Dramas que não se findam.
I
Havia um Rei altivo, e um trono dourado.
Chamava-se Rei Per Se, de olhar apagado.
No seu reino de espadas, flutuavam jóias.
Degustou à farta dos veludos e glórias.
Mentiu o trono, ser eterno o ouro luzente.
Pensava ser rei à morte, ao corpo jacente.
Curvara ao ver sua Rainha Ara, sem vida!
Lívida, sem trono, sem coroa, pungida!
Complicara o ventre, o filho deixou ao léu.
Deu a luz do mundo, ganhou a luz do céu.
Como o luar sobre o oceano profundo.
Voou para o céu. Ficou o filho no mundo.
II
Entre o Rei e àquela madona, havia amor!
Que suspirou na agonia do quarto à dor.
Lembrando-a nos nevoeiros da cerração,
Que fluía das cavernas do coração.
Pobre Rei, tão convulso à espreita disfarçado.
No vácuo do reino, qual um sino curvado.
Fizera-se ebrioso nas torres sombrias.
De gemidos convulsos pelas noites frias.
E o pajem da corte, afeito às noites douradas,
Do Rei apiedou-se, em lágrimas assoladas.
Ouvindo seus delírios: - Meu amor, Adeus,
Que vazio o mundo, nos tristes olhos meus.
III
Sobre as frias vagas do mar, o pajem viu,
Que ébrio o rei, desmaiado na água submergiu.
Nos braços o tomou, levando ao capelão.
Gemendo acordou, confessou-lhe o coração.

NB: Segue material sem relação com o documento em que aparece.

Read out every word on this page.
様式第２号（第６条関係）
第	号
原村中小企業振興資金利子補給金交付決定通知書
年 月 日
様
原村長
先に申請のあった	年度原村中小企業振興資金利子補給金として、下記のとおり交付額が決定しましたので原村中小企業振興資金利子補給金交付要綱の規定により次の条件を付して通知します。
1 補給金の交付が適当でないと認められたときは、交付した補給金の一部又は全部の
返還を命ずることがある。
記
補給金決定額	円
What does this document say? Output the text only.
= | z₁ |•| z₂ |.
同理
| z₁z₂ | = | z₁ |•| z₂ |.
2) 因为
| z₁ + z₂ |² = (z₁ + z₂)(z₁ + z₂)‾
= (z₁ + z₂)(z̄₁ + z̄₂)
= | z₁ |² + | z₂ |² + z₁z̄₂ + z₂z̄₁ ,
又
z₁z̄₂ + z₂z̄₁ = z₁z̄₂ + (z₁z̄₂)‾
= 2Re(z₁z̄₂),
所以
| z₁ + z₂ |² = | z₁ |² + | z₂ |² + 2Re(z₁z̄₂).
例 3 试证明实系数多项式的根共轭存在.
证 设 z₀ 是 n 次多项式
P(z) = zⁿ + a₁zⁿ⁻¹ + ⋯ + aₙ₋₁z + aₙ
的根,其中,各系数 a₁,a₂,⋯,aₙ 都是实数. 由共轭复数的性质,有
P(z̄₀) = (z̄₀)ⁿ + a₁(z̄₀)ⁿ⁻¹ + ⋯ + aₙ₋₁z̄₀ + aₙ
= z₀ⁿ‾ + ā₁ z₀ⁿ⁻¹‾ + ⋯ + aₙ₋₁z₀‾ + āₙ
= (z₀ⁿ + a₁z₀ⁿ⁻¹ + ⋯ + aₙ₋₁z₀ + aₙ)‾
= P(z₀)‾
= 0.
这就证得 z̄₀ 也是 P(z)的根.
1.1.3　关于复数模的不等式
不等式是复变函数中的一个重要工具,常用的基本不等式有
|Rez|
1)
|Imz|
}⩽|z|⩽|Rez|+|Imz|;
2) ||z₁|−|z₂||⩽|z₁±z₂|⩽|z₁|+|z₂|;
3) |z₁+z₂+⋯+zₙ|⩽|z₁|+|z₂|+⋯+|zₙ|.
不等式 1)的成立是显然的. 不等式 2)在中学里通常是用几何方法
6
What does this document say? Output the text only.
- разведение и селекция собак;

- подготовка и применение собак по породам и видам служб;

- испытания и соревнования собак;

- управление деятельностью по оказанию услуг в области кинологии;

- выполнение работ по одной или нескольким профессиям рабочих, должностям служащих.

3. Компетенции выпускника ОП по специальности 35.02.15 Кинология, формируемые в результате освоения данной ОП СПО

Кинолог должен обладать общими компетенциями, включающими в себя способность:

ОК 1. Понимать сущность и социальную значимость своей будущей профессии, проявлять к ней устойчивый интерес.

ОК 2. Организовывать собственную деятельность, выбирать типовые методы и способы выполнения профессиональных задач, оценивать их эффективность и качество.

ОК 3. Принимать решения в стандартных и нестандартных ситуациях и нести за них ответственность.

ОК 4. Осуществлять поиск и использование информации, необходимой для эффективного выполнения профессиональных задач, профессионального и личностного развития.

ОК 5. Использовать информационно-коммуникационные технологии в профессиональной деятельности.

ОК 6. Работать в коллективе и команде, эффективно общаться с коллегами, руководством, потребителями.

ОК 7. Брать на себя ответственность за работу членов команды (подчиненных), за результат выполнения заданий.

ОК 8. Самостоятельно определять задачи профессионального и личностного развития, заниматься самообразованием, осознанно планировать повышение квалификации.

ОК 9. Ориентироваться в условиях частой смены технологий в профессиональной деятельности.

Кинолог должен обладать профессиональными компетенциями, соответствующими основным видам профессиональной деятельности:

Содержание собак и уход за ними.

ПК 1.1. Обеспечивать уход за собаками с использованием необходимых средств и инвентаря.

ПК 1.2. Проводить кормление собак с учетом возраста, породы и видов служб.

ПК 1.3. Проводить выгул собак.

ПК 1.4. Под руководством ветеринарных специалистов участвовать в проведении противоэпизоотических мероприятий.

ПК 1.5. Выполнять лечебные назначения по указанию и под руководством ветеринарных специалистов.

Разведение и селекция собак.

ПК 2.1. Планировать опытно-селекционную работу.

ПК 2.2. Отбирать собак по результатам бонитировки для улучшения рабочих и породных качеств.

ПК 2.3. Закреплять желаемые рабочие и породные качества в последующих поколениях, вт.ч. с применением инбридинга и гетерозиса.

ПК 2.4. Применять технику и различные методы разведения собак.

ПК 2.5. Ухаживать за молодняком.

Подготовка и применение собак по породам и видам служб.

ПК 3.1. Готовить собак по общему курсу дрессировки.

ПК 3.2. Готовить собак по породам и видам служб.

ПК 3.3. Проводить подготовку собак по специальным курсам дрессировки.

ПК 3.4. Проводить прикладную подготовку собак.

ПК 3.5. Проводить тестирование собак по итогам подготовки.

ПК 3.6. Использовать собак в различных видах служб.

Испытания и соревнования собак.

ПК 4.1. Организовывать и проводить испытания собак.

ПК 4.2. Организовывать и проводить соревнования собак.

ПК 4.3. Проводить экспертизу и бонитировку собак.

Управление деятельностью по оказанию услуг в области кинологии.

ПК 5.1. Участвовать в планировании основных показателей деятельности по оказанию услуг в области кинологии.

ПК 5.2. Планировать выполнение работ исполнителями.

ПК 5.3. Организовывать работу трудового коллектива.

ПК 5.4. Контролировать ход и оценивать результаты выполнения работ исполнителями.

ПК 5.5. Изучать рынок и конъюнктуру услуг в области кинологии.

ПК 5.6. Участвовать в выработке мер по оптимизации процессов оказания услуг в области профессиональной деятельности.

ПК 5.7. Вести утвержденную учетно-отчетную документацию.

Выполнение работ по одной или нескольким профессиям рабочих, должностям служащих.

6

-Vida, eis que é breve!... Morte, eis o que nos destina!
Seremos? Ser o não ser? Tudo ou nada a sina?
Eternidade, ou o ser findará de vez?
Cismava os mistérios da morte em languidez.
O Capelão Sextus pensara que era irmão,
Da própria Rainha, e usou da posição.
Teceu cilada para tomar-lhe a coroa.
E o órfão Príncipe herdeiro, deixá-lo à toa.
IV
O capelão instigou-o, à rainha alçar.
Do cemitério, fria, o seu corpo tomar.
E pô-lo no átrio, num caixão de ouro lustral.
Cingido por uma redoma de cristal.
Fidalgo astuto, à espreita ditou ao arqueiro,
Que havia voz na campa de estranho brejeiro.
O bravo lançou uma flecha velozmente.
E desferiu-lhe no peito carnudo e quente.
No clarão do archote, com a aproximação,
Exauriu-se ao reconhecer seu Rei no chão.
Abraçado à rainha lívida sem vida.
E uma flecha no peito, de sangue tingida.
V
Sua boca as últimas ditas discorreu:
-Finda-se aqui nesta noite, o que Deus me deu.
Sombras da morte já apagam os meus sentidos.
Vidrando os olhos, emudecendo os gemidos.
-Não temo mais a noite, vou em paz voar.
Bravo, guarda o meu filho das vagas do mar.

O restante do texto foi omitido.